The reasons why an existing configuration mechanism, and in particular, the Xrm database, was not used is discussed above. Various other design decisions are discussed below:

Why aren't the contents of the property stored in XML?  The data format is designed to be space efficient and to be easily and efficiently parsed with minimal code. These are not things XML does well. Flexibility of structure, things that XML does well are not needed here. If needed, XML can be used for the contents of individual settings.

Why is the settings property screen specific?  While most settings are expected to be shared across all screens of a display, some settings, such as font sizes will be screen specific, and it is considered easier to let the settings manager propagate shared resources across screens then to have both screen-specific and screen-independent resources.

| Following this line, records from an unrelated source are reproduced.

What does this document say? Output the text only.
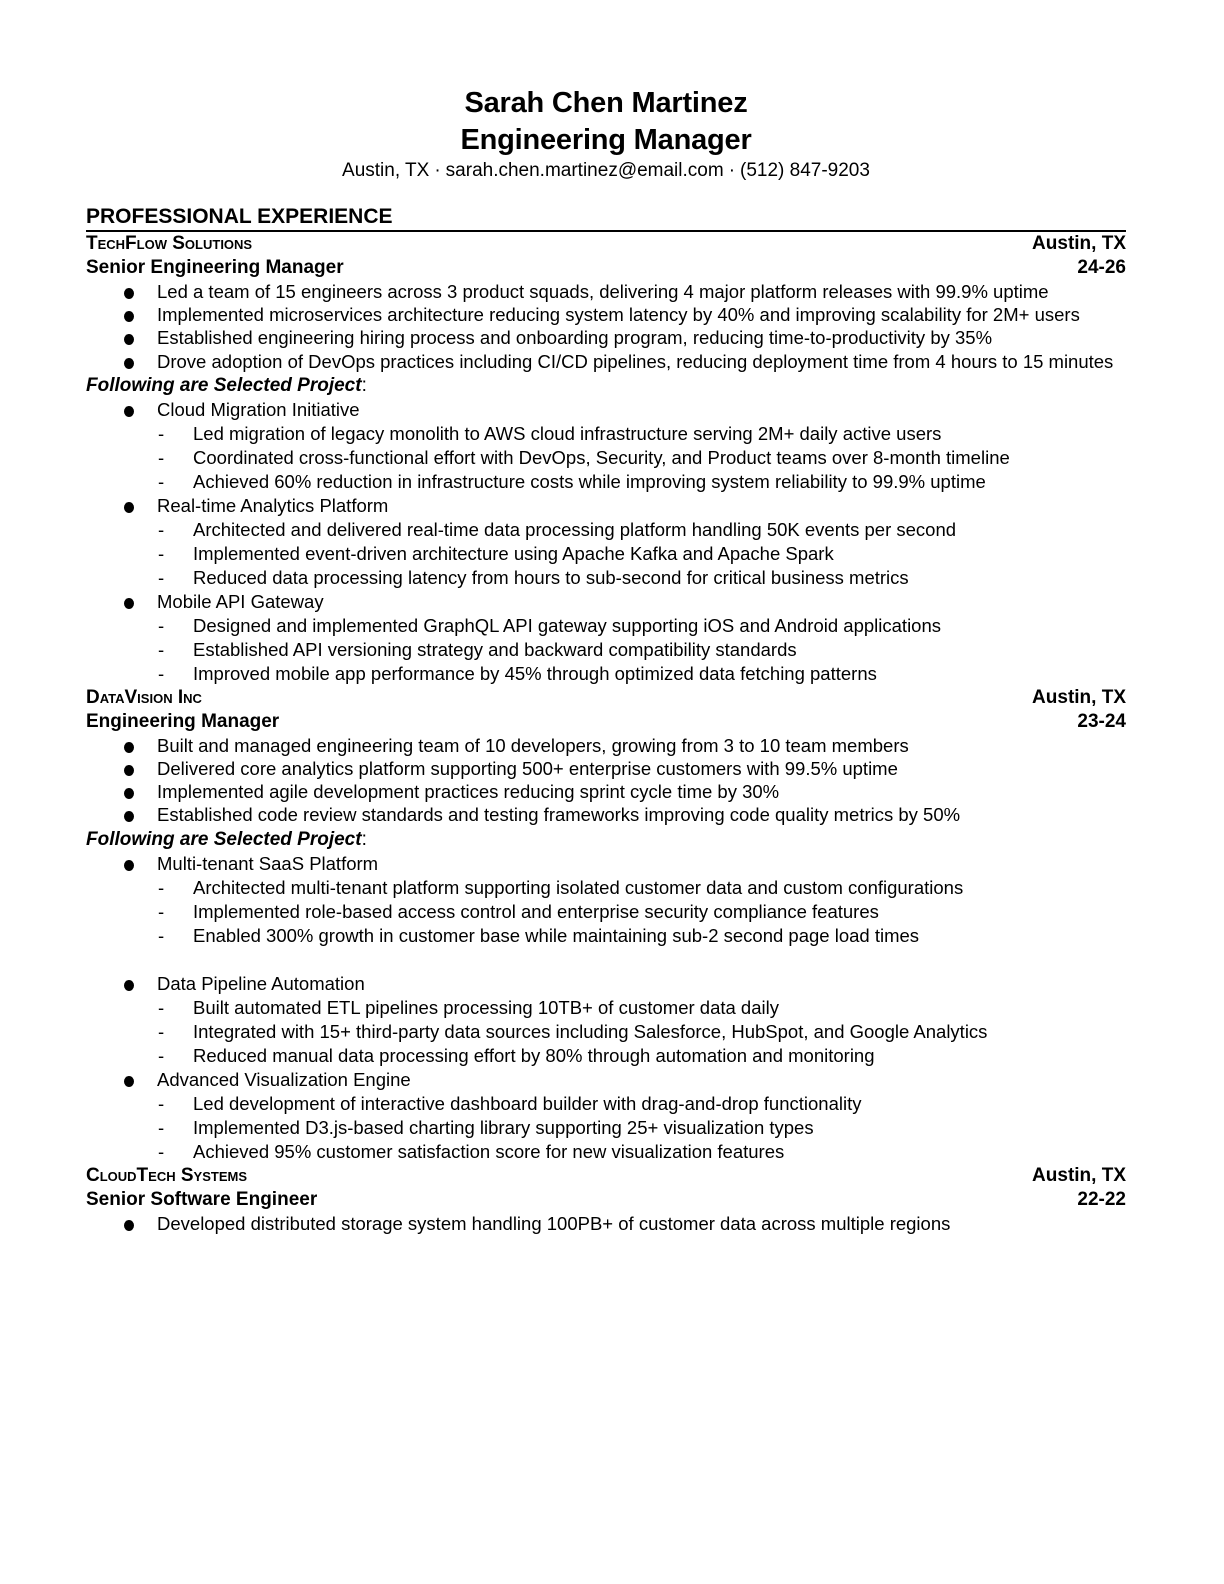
Sarah Chen Martinez
Engineering Manager
Austin, TX · sarah.chen.martinez@email.com · (512) 847-9203
PROFESSIONAL EXPERIENCE
TechFlow Solutions	Austin, TX
Senior Engineering Manager	24-26
Led a team of 15 engineers across 3 product squads, delivering 4 major platform releases with 99.9% uptime
Implemented microservices architecture reducing system latency by 40% and improving scalability for 2M+ users
Established engineering hiring process and onboarding program, reducing time-to-productivity by 35%
Drove adoption of DevOps practices including CI/CD pipelines, reducing deployment time from 4 hours to 15 minutes
Following are Selected Project:
Cloud Migration Initiative
- Led migration of legacy monolith to AWS cloud infrastructure serving 2M+ daily active users
- Coordinated cross-functional effort with DevOps, Security, and Product teams over 8-month timeline
- Achieved 60% reduction in infrastructure costs while improving system reliability to 99.9% uptime
Real-time Analytics Platform
- Architected and delivered real-time data processing platform handling 50K events per second
- Implemented event-driven architecture using Apache Kafka and Apache Spark
- Reduced data processing latency from hours to sub-second for critical business metrics
Mobile API Gateway
- Designed and implemented GraphQL API gateway supporting iOS and Android applications
- Established API versioning strategy and backward compatibility standards
- Improved mobile app performance by 45% through optimized data fetching patterns
DataVision Inc	Austin, TX
Engineering Manager	23-24
Built and managed engineering team of 10 developers, growing from 3 to 10 team members
Delivered core analytics platform supporting 500+ enterprise customers with 99.5% uptime
Implemented agile development practices reducing sprint cycle time by 30%
Established code review standards and testing frameworks improving code quality metrics by 50%
Following are Selected Project:
Multi-tenant SaaS Platform
- Architected multi-tenant platform supporting isolated customer data and custom configurations
- Implemented role-based access control and enterprise security compliance features
- Enabled 300% growth in customer base while maintaining sub-2 second page load times
Data Pipeline Automation
- Built automated ETL pipelines processing 10TB+ of customer data daily
- Integrated with 15+ third-party data sources including Salesforce, HubSpot, and Google Analytics
- Reduced manual data processing effort by 80% through automation and monitoring
Advanced Visualization Engine
- Led development of interactive dashboard builder with drag-and-drop functionality
- Implemented D3.js-based charting library supporting 25+ visualization types
- Achieved 95% customer satisfaction score for new visualization features
CloudTech Systems	Austin, TX
Senior Software Engineer	22-22
Developed distributed storage system handling 100PB+ of customer data across multiple regions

Why does there need to be a "settings manager" process running?  Having a process always present as the owner of the _XSETTING selection ensures that there are no race conditions and is simpler than trying to create a locking mechanism that can work without a persistant process. It is also expected that to properly handle notification of changes to the stored properties most desktops will want a process running to watch for changes in any case. In cases of tight resource usage, the settings manager can be combined with some other function, such as the window manager or session manager.

Why use a single property for all settings?  Using a single property has several advantages. First, retrieving all settings takes only a single round-trip to the server instead of a round-trip for each settings. Second, it means that when multiple settings can be changed at once, only a single notification is received by clients, and clients will see interrelated properties changed in an atomic fashion.

Why is the _XSETTINGS_SETTINGS property stored in the endianess of the manager instead of a neutral endianness?  This conforms to the way many other X mechanisms work. The main reason for doing it this way is to save conversions for the common case when the client and manager are on machines of the same endianness.

When the settings manager exits, why should clients reset the values to the default settings instead of keeping the current settings?  Resetting the settings to the default values is preferred to maintaining the current values because it makes sure that all programs on the desktop have consistent values for settings whether they were started before or after the settings manager exited. It is not expected that changes in the current settings manager will occur very often.